When iterating blockaddresses, do not add the function they refer to
back to the worklist if the blockaddress is referring to the contained
function (as opposed to an external function).

Because blockaddress has sligtly different semantics than GNU C's
address of labels, there are 3 cases that can occur with blockaddress,
where only 1 can happen in GNU C due to C's scoping rules:

  • blockaddress is within the function it refers to (possible in GNU C).
  • blockaddress is within a different function than the one it refers to

(not possible in GNU C).

  • blockaddress is used in to declare a global (not possible in GNU C).
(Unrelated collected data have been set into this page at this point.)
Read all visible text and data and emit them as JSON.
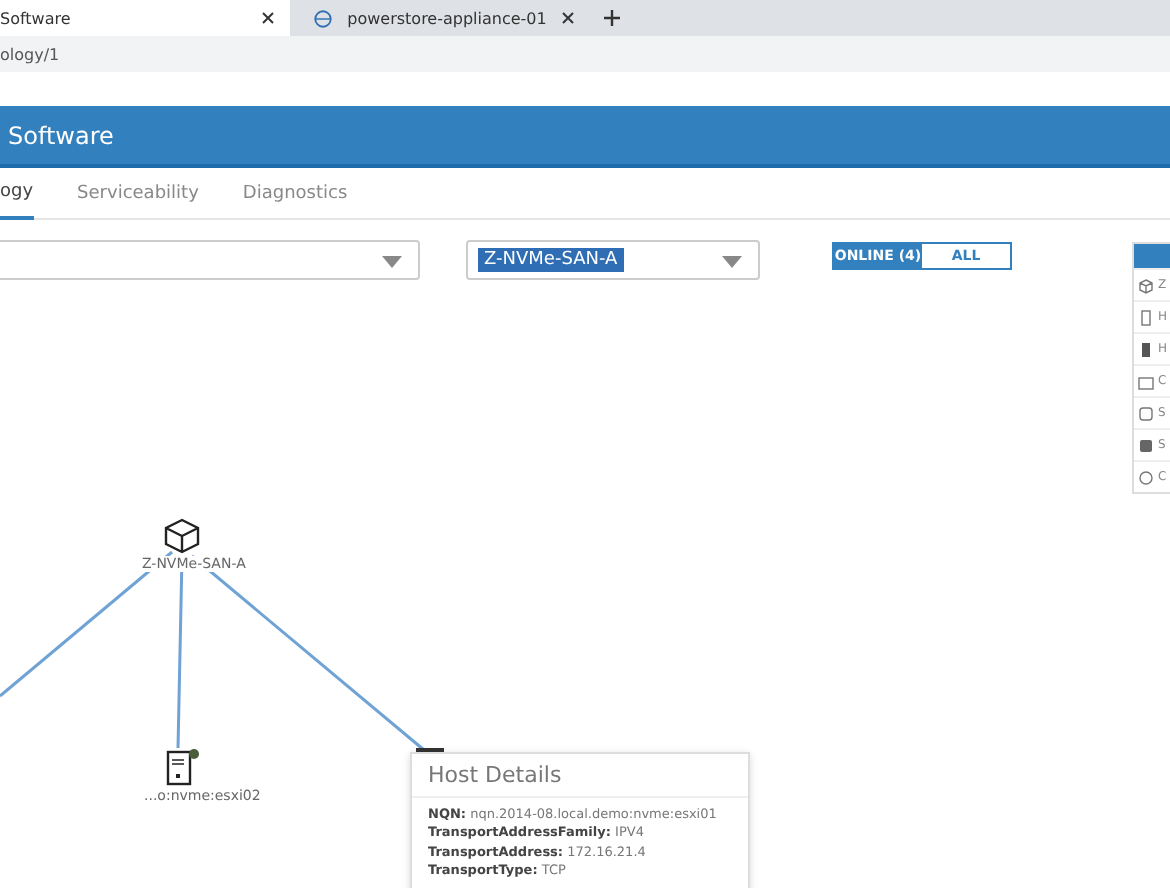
{
  "browser_tabs": [
    {
      "title": "Software",
      "selected": true
    },
    {
      "title": "powerstore-appliance-01",
      "selected": false
    }
  ],
  "address": "ology/1",
  "header": {
    "title": "Software"
  },
  "nav_tabs": [
    {
      "label": "ogy",
      "selected": true
    },
    {
      "label": "Serviceability",
      "selected": false
    },
    {
      "label": "Diagnostics",
      "selected": false
    }
  ],
  "filters": {
    "network_value": "Z-NVMe-SAN-A"
  },
  "status_toggle": [
    {
      "label": "ONLINE (4)",
      "selected": true
    },
    {
      "label": "ALL",
      "selected": false
    }
  ],
  "legend": [
    {
      "kind": "cube",
      "label": "Z"
    },
    {
      "kind": "host",
      "label": "H"
    },
    {
      "kind": "host-dark",
      "label": "H"
    },
    {
      "kind": "storage",
      "label": "C"
    },
    {
      "kind": "drive",
      "label": "S"
    },
    {
      "kind": "drive-dark",
      "label": "S"
    },
    {
      "kind": "cluster",
      "label": "C"
    }
  ],
  "topology": {
    "network": {
      "label": "Z-NVMe-SAN-A"
    },
    "hosts": [
      {
        "label": "...o:nvme:esxi02",
        "online": true
      }
    ]
  },
  "tooltip": {
    "title": "Host Details",
    "fields": [
      {
        "key": "NQN:",
        "value": "nqn.2014-08.local.demo:nvme:esxi01"
      },
      {
        "key": "TransportAddressFamily:",
        "value": "IPV4"
      },
      {
        "key": "TransportAddress:",
        "value": "172.16.21.4"
      },
      {
        "key": "TransportType:",
        "value": "TCP"
      }
    ]
  }
}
The second case is tested in:

$ ./llvm/build/unittests/Analysis/AnalysisTests \
  --gtest_filter=LazyCallGraphTest.HandleBlockAddress

This patch adjusts the iteration of blockaddresses in
LazyCallGraph::visitReferences to not revisit the blockaddresses
function in the first case.

The Linux kernel contains code that's not semantically valid at -O0;
specifically code passed to asm goto. It requires that asm goto be
inline-able. This patch conservatively does not attempt to handle the
more general case of inlining blockaddresses that have non-callbr users
(pr/39560).

https://bugs.llvm.org/show_bug.cgi?id=39560
https://bugs.llvm.org/show_bug.cgi?id=40722
https://github.com/ClangBuiltLinux/linux/issues/6
https://reviews.llvm.org/rL212077

Event Timeline

Posting code for now. I still need to fix the crash in the existing test and add some more tests, but looking for early feedback.

nickdesaulniers edited the summary of this revision. (Show Details)Feb 14 2019, 3:45 PM

I'm concerned that "nocapture" is not sufficient to describe the necessary property here.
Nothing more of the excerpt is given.